For News Corp. (NWS), MySpace is the mistake that keeps on costing. It's bad enough that Murdoch's empire paid $500 million for the social networking platform shortly before Facebook knocked it from the premier spot in the social media beauty pageant, but now we also know that News Corp. has committed $350 million to office space for MySpace that will never be used.
News Corp is shelling out more than $1 million a month for 420,000 square feet in Playa Vista, near Los Angeles International Airport. The deal was signed in August 2008 by Peter Levinsohn, former president of the Fox Interactive Media Unit. At the time, he issued a chest-puffing memo claiming it was "the single biggest real-estate transaction in Los Angeles in the last 25 years." Fortunately, he didn't mix the word "genius" in there at all.

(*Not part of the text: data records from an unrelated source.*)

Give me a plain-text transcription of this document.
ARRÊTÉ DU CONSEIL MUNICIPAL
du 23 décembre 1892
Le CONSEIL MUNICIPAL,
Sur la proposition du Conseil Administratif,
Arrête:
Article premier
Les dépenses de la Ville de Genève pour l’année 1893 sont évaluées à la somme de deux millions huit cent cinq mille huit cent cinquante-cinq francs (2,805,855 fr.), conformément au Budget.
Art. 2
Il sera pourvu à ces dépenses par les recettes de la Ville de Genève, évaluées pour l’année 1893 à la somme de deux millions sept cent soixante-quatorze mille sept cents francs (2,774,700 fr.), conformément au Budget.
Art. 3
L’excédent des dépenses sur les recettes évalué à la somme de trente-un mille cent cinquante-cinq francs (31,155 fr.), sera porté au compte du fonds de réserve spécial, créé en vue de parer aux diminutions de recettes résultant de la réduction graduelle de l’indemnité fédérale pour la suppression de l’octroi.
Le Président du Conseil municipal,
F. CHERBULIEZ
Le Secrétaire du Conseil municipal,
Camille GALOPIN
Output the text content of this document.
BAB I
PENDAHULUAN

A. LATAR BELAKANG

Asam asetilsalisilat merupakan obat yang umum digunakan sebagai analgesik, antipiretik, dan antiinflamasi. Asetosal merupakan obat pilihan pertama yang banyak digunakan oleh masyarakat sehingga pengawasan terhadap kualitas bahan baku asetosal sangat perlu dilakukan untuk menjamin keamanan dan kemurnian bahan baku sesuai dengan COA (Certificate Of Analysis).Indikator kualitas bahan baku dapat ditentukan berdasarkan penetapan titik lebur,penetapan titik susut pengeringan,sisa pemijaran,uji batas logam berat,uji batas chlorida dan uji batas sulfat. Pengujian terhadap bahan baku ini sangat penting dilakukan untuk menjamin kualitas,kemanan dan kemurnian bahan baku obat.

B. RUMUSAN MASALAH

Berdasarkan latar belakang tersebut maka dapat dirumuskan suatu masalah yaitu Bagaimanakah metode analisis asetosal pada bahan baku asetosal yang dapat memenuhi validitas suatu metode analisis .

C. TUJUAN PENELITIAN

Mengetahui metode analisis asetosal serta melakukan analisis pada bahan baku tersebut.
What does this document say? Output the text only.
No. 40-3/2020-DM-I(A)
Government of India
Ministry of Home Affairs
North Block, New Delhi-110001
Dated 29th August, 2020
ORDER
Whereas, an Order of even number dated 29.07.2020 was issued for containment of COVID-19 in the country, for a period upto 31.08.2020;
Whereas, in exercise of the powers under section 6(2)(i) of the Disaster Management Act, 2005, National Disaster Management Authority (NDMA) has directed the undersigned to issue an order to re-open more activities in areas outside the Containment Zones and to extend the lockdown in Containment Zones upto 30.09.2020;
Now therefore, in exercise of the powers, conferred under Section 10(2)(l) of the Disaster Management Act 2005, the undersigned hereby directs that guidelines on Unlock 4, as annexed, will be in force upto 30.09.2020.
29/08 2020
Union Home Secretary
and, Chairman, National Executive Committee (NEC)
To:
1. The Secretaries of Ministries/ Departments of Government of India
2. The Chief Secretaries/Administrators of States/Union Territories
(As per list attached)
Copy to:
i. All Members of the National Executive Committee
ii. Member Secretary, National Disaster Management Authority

Because of this monstrous deal, News Corp is on the hook for 12 years for what is ultimately expected to cost $350 million – not that much less than what the company has paid for MySpace itself!
The lease was supposed to start in June 2009, but the plans were abandoned after a management change. Efforts to sublease the space haven't worked out. Along the way, 40% of the staff at MySpace was cut.
And it gets worse.
In January 2010 (and again in June), the rent payments will increase to nearly $2 million a month.
This is just what MySpace needed after earning $100 million less than it expected from a search deal with Google (GOOG). MySpace didn't reach its traffic targets.